Brief description

Brief description

Thermoelectric (TE) technology exploits the ability of certain materials for direct and reversible conversion of thermal energy into electricity. This double edge ability gives TE technology a strong appeal in many energy generation and cooling applications. TE energy generators contain no moving parts and are completely silent. Such generators have been used reliably for over 30 years of maintenance-free operation in deep space explorations. These explorations require a reliable power supply for the scientific and research equipment on board of space vehicles. The power supply can only be provided by radioisotope thermoelectric generators (RTEG’s), which use nuclear heat sources. The future explorations require RTEG’s having significant improvements in reliability (degradation < 22%), specific power by a factor of ~2-3, and TE efficiency by a factor of ~1.5-2.5 over the already used RTEG’s in the space missions since 1961 until nowadays.

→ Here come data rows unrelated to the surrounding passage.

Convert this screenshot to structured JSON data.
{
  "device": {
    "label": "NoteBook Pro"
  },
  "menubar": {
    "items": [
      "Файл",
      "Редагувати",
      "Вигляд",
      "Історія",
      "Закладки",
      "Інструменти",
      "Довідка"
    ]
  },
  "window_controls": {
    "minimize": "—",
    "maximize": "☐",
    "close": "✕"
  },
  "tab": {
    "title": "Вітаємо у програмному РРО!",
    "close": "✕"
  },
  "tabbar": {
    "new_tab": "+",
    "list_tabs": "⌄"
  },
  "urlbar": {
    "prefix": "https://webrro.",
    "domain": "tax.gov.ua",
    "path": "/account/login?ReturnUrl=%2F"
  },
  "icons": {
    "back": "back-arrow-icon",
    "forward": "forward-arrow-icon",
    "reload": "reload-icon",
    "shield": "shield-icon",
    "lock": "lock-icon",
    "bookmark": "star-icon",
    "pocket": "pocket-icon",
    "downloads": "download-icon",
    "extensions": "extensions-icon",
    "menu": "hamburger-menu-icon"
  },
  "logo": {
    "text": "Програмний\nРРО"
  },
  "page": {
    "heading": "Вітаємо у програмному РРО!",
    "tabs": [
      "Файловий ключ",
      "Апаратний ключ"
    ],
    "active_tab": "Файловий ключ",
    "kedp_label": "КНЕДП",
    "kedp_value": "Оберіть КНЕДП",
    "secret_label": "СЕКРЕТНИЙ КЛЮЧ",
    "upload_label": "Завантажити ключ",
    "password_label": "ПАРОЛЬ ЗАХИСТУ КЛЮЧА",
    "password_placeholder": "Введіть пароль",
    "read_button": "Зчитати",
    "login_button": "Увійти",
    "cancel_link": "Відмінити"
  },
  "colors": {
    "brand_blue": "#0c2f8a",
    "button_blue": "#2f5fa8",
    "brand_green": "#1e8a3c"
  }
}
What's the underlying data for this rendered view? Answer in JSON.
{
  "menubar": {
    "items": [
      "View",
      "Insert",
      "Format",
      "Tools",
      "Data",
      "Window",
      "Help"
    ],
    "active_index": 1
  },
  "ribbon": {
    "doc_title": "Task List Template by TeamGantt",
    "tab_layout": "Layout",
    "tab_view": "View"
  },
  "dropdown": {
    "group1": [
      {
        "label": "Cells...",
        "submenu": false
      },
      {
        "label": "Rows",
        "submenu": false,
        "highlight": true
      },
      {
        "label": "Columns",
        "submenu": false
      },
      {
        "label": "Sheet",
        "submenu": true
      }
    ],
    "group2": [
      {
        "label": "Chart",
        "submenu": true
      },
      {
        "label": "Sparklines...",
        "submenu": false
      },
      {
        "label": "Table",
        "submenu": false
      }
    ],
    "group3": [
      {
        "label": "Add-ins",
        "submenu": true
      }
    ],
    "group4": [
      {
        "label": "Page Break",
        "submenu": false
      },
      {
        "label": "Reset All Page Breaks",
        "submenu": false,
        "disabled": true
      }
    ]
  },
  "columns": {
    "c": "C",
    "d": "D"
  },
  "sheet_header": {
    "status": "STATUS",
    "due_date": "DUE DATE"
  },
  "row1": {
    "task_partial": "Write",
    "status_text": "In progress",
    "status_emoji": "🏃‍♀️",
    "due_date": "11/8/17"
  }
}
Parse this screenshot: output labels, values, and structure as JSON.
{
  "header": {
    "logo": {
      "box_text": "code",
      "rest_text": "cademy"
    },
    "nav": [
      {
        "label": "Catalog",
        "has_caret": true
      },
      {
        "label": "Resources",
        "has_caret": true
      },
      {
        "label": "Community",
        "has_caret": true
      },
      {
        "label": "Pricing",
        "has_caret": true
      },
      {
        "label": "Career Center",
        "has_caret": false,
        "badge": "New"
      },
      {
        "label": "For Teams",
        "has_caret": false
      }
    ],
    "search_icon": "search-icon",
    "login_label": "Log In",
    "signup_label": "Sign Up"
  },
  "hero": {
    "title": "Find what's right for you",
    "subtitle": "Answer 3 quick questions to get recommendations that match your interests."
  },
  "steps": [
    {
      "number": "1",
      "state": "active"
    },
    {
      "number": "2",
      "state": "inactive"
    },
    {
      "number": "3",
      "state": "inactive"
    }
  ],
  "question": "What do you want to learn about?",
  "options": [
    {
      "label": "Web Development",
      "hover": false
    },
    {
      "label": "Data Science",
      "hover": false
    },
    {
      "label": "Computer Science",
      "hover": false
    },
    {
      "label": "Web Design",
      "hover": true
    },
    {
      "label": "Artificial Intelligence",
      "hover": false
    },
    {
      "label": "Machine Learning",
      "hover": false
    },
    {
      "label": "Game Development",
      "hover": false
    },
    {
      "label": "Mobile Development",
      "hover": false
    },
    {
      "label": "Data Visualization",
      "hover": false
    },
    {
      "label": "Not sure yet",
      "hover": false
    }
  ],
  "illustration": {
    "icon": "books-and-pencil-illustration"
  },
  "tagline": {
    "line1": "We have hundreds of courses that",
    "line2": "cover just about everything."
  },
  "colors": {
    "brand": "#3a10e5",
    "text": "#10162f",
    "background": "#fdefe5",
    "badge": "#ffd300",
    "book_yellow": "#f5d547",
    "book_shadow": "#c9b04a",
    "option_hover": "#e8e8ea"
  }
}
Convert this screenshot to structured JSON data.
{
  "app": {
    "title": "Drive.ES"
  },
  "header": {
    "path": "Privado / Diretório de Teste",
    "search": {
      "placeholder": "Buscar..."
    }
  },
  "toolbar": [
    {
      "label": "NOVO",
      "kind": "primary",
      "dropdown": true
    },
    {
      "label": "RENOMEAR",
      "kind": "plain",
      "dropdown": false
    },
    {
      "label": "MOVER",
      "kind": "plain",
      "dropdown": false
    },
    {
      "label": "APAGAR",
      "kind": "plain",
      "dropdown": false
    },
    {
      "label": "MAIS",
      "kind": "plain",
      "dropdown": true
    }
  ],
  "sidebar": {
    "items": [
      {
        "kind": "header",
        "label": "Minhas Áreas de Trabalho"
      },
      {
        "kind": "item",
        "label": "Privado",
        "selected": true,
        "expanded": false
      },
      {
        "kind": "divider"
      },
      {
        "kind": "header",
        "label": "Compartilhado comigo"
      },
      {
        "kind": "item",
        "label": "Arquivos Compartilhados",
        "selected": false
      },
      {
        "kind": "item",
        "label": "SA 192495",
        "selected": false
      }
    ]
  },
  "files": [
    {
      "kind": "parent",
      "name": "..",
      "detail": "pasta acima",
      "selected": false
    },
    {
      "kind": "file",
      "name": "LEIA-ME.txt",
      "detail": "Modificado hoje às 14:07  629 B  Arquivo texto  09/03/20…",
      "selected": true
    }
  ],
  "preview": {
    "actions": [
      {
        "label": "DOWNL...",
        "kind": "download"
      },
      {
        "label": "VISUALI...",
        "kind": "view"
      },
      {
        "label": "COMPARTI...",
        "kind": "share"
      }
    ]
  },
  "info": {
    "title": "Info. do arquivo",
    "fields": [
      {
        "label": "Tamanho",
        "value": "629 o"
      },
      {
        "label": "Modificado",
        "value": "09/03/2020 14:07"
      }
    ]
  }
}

In this project, we will use our recently introduced guidance idea and the concept of band structure engineering in order to search for oxide and silicide materials with high TE efficiency as future TE materials for the next generation RTEG’s. These materials should possess intrinsically very anisotropic flat-and-dispersive electronic bands generated by highly-directional d or d-p electronic states. This high degree of band anisotropy confers the possibility to achieve low-dimensional electronic transport in bulk materials similar to that achieved in nanostructures. Employing complementary rational methods for fabrication, characterization and optimization of the theoretically predicted high performance TE materials, we will fabricate thin films and TE thermocouples based on these materials, characterize, and validate the high performance TE materials.